25 aprile. Mimma cara, quando sarai grande capirai meglio.
Sono nata in una nazione libera grazie a tutte quelle persone che non hanno esitato a morire per crearla. Il mio grazie eterno va in modo particolare alle donne che hanno partecipato alla Resistenza a mano disarmata in silenzio, senza sogni di gloria: le “staffette”.
Quando nei primi mesi del ’43 la seconda guerra mondiale è entra nelle città e le bombe hanno squarciato i tetti e sono arrivate nelle cucine, nelle camere da letto, anche alle donne è toccato un ruolo impegnativo nella lotta per la liberazione. Giovani, disperate o coraggiose, disilluse o forse solo “nuove”, le donne sono diventate protagoniste attive della Resistenza, disposte persino a morire per un mondo diverso.
Paola Garelli, nome di battaglia Mirka, parrucchiera, di 28 anni, dall’ottobre del ’43 ha svolto il ruolo di collegamento e rifornimento viveri e materiali per le formazioni partigiane della sua zona. Arrestata dalle Brigate Nere, il 1° novembre del 44 è stata fucilata (senza processo) dal plotone fascista. Prima di morire ha scritto un’ ultima lettera alla figlia.
“Mimma cara,
la tua mamma se ne va pensandoti e amandoti, mia creatura adorata, sii buona, studia e ubbidisci sempre gli zii che t’allevano, amali come fossi io.
Io sono tranquilla. Tu devi dire a tutti i nostri cari parenti, nonna e gli altri, che mi perdonino il dolore che do loro. Non devi piangere né vergognarti per me. Quando sarai grande capirai meglio. Ti chiedo una cosa sola: studia, io ti proteggerò dal cielo.
Abbraccio col pensiero te e tutti, ricordandovi.
La tua infelice mamma.”
Le guerre sembrano sempre cose da uomini, ma basta leggere i numeri ufficiali forniti dell’Associazione Nazionale Partigiani d’Italia per capire che le donne hanno partecipato in misura massiccia alla Resistenza. In tutto sono state 35.000 le donne partigiane, inquadrate nelle formazioni combattenti; 20.000 le patriote, con funzioni di supporto; 70.000 in tutto le donne organizzate nei Gruppi di difesa; 16 le medaglie d’oro, 17 quelle d’argento; 512 le commissarie di guerra; 683 le donne fucilate o cadute in combattimento; 1750 le donne ferite; 4633 le donne arrestate, torturate e condannate dai tribunali fascisti; 1890 le deportate in Germania.

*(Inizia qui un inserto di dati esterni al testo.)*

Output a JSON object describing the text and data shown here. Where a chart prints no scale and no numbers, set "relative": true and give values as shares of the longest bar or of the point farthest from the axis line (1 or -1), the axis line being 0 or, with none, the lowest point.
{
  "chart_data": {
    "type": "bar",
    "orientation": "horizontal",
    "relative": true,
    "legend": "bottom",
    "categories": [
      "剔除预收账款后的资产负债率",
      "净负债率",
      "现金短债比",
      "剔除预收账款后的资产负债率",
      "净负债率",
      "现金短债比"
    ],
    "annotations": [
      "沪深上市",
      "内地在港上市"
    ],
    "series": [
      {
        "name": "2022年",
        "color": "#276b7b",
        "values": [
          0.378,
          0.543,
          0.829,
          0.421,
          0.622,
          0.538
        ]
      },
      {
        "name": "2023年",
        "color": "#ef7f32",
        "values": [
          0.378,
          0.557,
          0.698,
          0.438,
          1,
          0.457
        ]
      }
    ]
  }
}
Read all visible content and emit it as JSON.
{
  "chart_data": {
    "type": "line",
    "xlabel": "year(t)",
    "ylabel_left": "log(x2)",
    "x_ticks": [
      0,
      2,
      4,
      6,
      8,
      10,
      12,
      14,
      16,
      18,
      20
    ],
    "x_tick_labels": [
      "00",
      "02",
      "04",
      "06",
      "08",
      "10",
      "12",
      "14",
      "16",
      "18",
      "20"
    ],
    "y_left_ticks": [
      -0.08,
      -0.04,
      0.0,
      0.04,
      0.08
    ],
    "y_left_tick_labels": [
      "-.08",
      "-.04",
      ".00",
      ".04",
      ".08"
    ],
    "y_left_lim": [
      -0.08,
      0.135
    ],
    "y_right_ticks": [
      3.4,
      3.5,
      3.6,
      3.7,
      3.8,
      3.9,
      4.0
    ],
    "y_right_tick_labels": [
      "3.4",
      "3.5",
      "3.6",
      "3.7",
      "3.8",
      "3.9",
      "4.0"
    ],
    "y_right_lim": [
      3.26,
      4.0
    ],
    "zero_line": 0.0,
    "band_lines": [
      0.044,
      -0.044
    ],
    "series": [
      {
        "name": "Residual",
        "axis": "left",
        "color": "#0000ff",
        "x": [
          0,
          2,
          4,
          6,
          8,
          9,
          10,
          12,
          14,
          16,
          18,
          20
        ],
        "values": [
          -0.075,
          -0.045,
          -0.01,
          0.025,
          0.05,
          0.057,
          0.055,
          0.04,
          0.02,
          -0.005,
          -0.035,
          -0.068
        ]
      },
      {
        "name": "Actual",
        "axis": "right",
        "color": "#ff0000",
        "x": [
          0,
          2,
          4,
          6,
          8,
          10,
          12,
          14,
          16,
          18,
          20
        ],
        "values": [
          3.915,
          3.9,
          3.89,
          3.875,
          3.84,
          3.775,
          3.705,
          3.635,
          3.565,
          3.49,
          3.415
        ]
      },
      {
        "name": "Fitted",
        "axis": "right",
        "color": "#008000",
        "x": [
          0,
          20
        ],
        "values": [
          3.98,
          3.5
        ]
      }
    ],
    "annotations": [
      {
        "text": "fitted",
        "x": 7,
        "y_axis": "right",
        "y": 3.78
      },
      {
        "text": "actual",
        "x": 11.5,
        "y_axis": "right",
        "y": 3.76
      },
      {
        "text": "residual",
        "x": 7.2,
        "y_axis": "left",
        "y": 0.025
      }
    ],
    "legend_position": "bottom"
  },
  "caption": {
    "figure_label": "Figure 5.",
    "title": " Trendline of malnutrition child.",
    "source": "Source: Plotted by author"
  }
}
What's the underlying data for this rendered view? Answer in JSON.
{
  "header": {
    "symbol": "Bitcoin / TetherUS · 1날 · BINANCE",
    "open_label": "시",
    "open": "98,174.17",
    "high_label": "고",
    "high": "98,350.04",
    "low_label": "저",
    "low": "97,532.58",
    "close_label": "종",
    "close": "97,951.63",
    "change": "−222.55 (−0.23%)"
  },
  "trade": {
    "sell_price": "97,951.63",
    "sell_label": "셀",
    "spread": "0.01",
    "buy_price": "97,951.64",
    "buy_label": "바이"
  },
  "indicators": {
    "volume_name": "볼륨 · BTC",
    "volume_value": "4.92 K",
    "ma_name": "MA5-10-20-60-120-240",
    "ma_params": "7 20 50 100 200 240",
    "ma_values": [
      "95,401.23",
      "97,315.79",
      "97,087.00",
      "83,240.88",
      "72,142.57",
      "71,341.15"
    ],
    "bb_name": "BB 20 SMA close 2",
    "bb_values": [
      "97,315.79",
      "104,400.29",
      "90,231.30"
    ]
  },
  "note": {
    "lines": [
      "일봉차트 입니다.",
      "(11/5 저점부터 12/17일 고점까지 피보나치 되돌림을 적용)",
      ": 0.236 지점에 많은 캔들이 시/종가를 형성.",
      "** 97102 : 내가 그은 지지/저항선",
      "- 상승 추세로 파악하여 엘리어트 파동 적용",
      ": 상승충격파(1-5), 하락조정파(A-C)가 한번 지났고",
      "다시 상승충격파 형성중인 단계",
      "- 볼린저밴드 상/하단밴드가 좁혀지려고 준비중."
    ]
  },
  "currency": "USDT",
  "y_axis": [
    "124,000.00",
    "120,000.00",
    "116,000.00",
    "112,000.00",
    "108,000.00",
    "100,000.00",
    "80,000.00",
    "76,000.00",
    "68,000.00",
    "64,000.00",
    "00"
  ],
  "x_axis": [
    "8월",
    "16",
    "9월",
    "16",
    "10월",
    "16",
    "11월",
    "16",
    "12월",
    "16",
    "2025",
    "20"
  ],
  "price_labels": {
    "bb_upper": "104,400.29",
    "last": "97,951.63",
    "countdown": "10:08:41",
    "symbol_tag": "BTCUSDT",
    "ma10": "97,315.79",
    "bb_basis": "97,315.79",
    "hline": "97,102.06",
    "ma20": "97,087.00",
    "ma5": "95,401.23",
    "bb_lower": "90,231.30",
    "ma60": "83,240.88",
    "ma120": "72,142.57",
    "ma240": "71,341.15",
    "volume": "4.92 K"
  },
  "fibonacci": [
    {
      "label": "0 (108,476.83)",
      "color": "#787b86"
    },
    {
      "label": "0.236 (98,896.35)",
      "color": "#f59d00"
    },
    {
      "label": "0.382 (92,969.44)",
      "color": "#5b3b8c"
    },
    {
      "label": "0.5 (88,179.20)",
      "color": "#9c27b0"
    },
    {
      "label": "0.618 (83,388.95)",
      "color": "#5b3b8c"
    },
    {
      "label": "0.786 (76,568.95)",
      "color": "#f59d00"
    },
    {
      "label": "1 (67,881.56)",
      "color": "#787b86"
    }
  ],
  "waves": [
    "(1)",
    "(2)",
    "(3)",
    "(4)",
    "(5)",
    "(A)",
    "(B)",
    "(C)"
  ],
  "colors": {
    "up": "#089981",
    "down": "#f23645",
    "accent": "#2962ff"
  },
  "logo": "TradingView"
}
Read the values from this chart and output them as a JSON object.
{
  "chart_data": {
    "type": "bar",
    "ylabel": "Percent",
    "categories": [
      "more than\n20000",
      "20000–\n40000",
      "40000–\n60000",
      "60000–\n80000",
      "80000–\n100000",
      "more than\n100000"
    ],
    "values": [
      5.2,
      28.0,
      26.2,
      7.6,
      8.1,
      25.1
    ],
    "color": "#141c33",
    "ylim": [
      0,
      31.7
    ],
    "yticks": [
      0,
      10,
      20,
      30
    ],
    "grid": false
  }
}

Per la maggior parte hanno fiancheggiato il movimento partigiano come “staffette” portando cibo, armi, riviste, materiale di propaganda. Disarmate, senza potersi difendere, hanno rischiato la vita, le torture, le violenze sessuali. Eppure hanno svolto l’importante ruolo di protezione dei partigiani: li hanno curati, protetti, nutriti nei nascondigli, si sono preoccupate della sopravvivenza di chi si era condannato alla clandestinità. La clandestinità è stata vita dura, fatta di settimane intere nascoste nelle cantine o nei boschi, con la paura e il tempo che non passano mai e la conta dei morti che non ti fa dormire. E poi la fame: giorni e giorni senza sapere quando e cosa mangiare. E la fatica, una fatica bestiale: chilometri e chilometri a piedi. Notte e giorno con la stessa camicia, lo stesso vestito, la stessa biancheria.
Sono stati venti mesi di lotte durissime, di spaventosi eccidi compiuti dai nazifascisti, ma anche venti mesi di passioni, di amori, di coraggio e abnegazione.
Le staffette, le donne che hanno nutrito, vestito, appoggiato la Resistenza, giovani e belle come la libertà, oggi non ci sono più. Il tempo le ha portate ormai tutte con sé. I loro nomi si sono dimenticati, le loro fotografie sono sbiadite. A noi il compito di non tradire le loro conquiste.